El dólar oficial y los tipos de cambio financieros profundizaron su retroceso y cerraron la jornada con los valores más bajos de las últimas semanas, en un contexto de menor presión cambiaria y con el nuevo esquema de bandas móviles ya plenamente operativo.
En la pizarra del Banco Nación, el dólar oficial cerró a $1.465 para la venta, consolidando una tendencia bajista que se sostiene desde comienzos de la semana. En paralelo, el dólar blue también acompañó el movimiento descendente y se negoció a $1.505 en el mercado informal.
Entre los dólares financieros, el MEP operó en torno a los $1.471, mientras que el contado con liquidación (CCL) se ubicó cerca de los $1.509. Ambos mostraron descensos que reflejan una menor demanda de cobertura en moneda dura por parte de los inversores.
Desde enero comenzó a regir el nuevo esquema cambiario impulsado por el Gobierno, que reemplazó el ajuste fijo del 1% mensual por un sistema de flotación administrada con bandas móviles. Bajo este régimen, el tipo de cambio oficial puede moverse dentro de una franja que se actualiza según la inflación, con un rezago de dos meses, quedando así atado a la evolución del IPC que publica el INDEC.
En este marco, el Banco Central volvió a intervenir en el mercado y concretó otra jornada de compras. Solo en la primera quincena de enero, la autoridad monetaria ya acumuló adquisiciones por más de US$550 millones, lo que permitió reforzar las reservas internacionales, que alcanzan los US$44.646 millones.

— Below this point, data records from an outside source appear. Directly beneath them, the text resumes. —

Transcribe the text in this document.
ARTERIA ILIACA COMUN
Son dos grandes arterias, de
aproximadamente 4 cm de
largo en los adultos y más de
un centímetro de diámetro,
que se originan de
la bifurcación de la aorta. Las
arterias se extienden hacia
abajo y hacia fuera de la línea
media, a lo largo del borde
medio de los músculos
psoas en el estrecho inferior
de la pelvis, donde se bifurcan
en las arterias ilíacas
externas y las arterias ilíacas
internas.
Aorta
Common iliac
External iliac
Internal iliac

El clima financiero también acompañó la baja del dólar. El índice Merval subió 1,4% y afianzó su tendencia positiva, mientras que los ADR de empresas argentinas que cotizan en Nueva York replicaron el comportamiento alcista. En tanto, los bonos soberanos operaron con subas y el Riesgo País descendió a 560 puntos básicos, acercándose al mínimo de 2026, registrado el pasado 2 de enero en 553 puntos.
Según Emilio Botto, jefe de Estrategia de Mills Capital Group, la desaceleración del tipo de cambio responde a un cambio en la dinámica de cobertura del mercado. La demanda de resguardo en dólares se canalizó en las últimas semanas a través del mercado spot, los contratos de futuros y los bonos dólar linked, lo que permitió absorber la presión cambiaria. El analista destacó además los elevados volúmenes operados tanto en futuros en A3 Mercados como en bonos atados al dólar con vencimiento en enero, un factor que contribuyó a descomprimir la demanda sobre el mercado cambiario.
En el frente financiero, el Tesoro logró renovar el 98% de los vencimientos inmediatos en la última licitación. Para ello, convalidó tasas cercanas al 50% anual en instrumentos de corto plazo y rendimientos superiores al 40% para plazos de hasta cinco meses. La operación permitió despejar tensiones en el corto plazo, aunque a costa de un alto costo financiero. En paralelo, el Banco Central compró US$47 millones en la última rueda y ya suma adquisiciones por US$562 millones en lo que va del año, reforzando el frente de reservas en un escenario de mayor calma cambiaria.